The Philippine economy grew by 4 percent in the third quarter of 2025, the slowest pace recorded in four years, according to data released by the Philippine Statistics Authority (PSA) on Friday.
The growth rate was lower than the 5.5 percent posted in the previous quarter and the 5.2 percent recorded during the same period last year. It also fell short of the government’s full-year target range of 5.5 to 6.5 percent.
The PSA said the slowdown was mainly due to reduced government spending as several infrastructure projects were delayed following an investigation into alleged irregularities in flood-control programs. The agency added that a series of typhoons that hit the country between July and September also disrupted agricultural production and business operations.

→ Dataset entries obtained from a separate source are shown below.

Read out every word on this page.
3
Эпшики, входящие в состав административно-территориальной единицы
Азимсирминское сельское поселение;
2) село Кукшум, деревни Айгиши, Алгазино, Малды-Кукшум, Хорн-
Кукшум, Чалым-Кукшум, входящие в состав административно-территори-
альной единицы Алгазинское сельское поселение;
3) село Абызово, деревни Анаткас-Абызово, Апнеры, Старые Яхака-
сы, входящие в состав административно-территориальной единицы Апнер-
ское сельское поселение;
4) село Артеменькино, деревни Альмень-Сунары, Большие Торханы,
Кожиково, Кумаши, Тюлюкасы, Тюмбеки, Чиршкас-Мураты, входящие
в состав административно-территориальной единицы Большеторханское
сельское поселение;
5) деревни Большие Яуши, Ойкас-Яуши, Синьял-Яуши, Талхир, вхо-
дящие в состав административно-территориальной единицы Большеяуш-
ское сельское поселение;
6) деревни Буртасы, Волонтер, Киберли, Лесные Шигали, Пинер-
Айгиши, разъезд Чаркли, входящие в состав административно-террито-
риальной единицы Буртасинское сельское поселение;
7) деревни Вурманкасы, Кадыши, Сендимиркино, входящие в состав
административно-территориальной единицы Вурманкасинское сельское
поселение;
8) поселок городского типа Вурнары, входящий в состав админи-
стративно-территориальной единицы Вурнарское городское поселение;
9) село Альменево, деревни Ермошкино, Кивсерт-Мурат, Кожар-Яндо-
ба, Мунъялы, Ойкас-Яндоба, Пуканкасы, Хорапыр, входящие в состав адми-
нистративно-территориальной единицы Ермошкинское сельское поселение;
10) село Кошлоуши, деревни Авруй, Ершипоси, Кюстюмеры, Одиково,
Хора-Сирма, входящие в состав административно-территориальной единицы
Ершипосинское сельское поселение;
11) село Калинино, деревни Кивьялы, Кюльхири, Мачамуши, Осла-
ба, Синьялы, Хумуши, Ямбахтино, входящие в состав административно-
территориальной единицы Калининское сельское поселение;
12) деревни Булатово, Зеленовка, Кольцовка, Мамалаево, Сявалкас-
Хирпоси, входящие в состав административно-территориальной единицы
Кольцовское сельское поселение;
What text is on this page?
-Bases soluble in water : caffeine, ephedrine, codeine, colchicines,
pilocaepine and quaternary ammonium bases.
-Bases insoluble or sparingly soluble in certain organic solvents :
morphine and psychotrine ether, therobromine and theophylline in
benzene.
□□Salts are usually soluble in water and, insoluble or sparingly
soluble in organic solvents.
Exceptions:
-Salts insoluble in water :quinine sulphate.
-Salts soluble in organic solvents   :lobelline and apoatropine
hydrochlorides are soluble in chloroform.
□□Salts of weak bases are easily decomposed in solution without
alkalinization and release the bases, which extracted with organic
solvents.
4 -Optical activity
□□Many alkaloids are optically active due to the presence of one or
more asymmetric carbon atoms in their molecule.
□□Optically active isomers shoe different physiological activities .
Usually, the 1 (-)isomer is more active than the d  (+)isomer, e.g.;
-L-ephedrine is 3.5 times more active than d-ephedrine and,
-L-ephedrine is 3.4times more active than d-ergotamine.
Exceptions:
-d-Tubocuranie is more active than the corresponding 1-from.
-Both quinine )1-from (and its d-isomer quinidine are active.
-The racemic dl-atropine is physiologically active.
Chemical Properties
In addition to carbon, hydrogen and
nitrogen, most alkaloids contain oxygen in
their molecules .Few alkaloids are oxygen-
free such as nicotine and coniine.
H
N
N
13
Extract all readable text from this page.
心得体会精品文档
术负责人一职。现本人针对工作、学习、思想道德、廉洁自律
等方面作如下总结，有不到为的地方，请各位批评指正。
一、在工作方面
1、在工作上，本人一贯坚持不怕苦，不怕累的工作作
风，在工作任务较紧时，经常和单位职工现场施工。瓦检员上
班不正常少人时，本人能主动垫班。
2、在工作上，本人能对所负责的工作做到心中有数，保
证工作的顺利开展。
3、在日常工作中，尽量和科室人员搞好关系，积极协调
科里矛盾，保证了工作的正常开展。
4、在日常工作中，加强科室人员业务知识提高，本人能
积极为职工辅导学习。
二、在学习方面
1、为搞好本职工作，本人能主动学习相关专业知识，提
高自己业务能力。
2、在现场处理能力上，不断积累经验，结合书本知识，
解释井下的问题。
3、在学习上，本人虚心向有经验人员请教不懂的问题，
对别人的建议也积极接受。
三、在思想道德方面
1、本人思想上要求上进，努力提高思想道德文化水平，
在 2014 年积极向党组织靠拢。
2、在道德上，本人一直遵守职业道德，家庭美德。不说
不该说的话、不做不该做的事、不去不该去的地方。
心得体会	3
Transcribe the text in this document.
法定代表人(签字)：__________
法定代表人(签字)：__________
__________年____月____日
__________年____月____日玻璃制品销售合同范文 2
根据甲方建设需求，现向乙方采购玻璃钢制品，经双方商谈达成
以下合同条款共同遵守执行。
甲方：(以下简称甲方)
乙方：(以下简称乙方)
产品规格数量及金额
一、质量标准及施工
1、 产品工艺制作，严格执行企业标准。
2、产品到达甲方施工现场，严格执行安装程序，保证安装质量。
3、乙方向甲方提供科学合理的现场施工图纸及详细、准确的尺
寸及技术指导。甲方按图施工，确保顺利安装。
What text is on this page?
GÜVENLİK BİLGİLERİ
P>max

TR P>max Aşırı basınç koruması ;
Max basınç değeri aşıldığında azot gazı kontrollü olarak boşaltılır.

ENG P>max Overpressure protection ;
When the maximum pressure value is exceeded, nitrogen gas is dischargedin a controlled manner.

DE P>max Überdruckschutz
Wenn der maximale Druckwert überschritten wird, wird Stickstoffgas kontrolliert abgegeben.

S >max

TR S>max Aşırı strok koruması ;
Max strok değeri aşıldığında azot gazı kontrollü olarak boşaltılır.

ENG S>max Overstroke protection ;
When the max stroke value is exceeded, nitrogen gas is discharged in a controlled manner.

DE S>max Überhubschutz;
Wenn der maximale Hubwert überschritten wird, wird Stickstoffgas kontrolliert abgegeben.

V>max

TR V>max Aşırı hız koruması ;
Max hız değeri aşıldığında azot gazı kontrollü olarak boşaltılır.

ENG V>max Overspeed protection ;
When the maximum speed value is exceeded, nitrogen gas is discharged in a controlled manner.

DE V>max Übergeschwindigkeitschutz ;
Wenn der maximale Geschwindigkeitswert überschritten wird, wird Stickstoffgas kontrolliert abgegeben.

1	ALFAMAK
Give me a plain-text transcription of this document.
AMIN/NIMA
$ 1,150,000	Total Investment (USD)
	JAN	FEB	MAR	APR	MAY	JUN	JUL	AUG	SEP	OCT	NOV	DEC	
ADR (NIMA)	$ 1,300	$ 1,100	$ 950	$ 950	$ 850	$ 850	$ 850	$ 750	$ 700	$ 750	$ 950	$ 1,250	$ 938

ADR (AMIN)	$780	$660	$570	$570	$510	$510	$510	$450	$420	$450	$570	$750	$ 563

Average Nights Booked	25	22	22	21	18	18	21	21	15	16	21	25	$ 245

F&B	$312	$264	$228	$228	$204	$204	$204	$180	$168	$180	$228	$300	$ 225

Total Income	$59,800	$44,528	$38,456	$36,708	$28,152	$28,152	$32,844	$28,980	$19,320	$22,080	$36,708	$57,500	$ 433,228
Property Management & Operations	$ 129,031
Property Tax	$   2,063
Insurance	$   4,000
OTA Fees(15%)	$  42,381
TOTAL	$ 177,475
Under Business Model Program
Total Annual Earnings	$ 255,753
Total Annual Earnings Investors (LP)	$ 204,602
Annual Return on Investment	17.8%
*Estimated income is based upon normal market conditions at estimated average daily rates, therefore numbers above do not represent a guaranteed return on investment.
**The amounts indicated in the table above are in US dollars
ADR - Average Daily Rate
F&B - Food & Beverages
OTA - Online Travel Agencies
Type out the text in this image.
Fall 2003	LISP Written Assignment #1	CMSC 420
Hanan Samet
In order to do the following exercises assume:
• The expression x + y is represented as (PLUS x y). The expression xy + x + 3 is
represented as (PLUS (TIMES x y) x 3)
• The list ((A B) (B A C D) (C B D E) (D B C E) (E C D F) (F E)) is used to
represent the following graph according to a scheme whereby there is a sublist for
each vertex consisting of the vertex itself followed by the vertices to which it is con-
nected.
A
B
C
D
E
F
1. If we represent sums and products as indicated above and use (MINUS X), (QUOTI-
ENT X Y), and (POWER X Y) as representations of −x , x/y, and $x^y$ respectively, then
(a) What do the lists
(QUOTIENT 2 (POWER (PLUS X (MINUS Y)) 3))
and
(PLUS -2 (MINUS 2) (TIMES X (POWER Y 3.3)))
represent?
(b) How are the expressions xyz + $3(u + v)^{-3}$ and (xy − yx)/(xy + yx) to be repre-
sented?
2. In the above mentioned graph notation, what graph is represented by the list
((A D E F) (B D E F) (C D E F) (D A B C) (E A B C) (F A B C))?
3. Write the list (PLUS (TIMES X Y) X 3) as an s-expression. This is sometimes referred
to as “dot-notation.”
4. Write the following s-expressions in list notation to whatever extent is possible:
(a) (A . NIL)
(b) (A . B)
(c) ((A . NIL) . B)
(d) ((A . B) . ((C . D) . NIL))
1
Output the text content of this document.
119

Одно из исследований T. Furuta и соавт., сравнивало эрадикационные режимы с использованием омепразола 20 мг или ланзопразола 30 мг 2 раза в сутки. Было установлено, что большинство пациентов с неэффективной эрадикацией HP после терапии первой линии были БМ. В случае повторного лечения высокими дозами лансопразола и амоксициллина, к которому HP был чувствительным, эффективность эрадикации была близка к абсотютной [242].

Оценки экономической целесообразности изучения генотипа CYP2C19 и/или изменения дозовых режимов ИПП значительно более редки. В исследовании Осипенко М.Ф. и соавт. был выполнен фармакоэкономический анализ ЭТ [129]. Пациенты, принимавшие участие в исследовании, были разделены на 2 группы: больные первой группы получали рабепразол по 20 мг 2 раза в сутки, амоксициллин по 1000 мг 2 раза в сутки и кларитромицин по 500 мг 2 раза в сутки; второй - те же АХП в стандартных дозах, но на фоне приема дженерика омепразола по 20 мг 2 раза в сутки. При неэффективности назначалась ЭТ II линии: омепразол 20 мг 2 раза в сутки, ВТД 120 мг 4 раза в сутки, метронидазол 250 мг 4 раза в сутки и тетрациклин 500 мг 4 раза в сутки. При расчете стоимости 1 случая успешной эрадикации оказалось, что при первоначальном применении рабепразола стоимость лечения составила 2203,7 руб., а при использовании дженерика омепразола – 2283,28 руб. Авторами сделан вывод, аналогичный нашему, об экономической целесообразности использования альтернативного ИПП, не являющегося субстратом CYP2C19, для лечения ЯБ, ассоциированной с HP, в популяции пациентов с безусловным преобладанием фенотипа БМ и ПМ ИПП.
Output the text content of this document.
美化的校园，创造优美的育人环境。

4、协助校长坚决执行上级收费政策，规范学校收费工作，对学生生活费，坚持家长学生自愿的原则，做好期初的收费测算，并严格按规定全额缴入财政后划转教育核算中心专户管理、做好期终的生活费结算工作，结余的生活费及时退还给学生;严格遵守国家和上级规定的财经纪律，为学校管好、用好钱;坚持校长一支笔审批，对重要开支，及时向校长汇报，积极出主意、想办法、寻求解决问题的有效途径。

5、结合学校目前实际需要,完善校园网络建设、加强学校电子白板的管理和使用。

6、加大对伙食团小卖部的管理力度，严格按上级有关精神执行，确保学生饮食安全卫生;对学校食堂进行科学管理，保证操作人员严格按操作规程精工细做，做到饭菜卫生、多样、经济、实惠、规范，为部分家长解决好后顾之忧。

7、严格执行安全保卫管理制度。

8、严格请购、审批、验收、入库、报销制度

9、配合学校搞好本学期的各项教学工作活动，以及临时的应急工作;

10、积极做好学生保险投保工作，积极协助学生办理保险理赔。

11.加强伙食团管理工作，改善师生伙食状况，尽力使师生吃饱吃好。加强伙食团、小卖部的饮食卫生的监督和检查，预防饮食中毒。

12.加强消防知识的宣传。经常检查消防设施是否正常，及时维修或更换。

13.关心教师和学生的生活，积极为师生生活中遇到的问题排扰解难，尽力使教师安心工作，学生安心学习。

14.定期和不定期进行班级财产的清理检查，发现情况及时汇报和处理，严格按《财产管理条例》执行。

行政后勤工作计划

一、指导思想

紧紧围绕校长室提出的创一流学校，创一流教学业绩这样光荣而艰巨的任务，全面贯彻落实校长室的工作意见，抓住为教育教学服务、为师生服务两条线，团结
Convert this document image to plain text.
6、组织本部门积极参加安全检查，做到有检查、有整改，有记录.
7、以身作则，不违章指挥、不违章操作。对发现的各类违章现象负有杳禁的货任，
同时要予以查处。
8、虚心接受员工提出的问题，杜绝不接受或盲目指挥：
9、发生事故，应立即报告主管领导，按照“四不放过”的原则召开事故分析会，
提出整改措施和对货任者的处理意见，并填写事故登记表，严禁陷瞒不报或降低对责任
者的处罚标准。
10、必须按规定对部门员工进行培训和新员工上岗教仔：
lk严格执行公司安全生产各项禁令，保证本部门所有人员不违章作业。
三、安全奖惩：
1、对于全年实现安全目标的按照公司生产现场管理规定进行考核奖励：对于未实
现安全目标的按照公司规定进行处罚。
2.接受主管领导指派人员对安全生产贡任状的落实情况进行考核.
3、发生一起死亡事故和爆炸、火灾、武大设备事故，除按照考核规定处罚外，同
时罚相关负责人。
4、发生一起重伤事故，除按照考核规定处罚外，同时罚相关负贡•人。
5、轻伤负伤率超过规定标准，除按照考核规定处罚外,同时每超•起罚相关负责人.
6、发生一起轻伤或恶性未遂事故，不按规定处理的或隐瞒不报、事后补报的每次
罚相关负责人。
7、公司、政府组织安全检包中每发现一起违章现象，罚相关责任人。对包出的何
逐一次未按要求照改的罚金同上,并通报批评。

By industry, the services sector posted the highest expansion at 5.5 percent, led by wholesale and retail trade, financial and insurance activities, and professional services. The agriculture, forestry, and fishing sector grew by 2.8 percent, while the industry sector inched up by 0.7 percent.
Household consumption increased by 4.1 percent, slower than in previous quarters, as storm damage and weather disruptions affected spending patterns.
The PSA reported that the 4 percent third-quarter growth brought the country’s year-to-date average to 5 percent.
Bangko Sentral ng Pilipinas noted that the lower growth rate, together with the October inflation rate of 1.7 percent, may influence monetary policy discussions in its next meeting on November 20.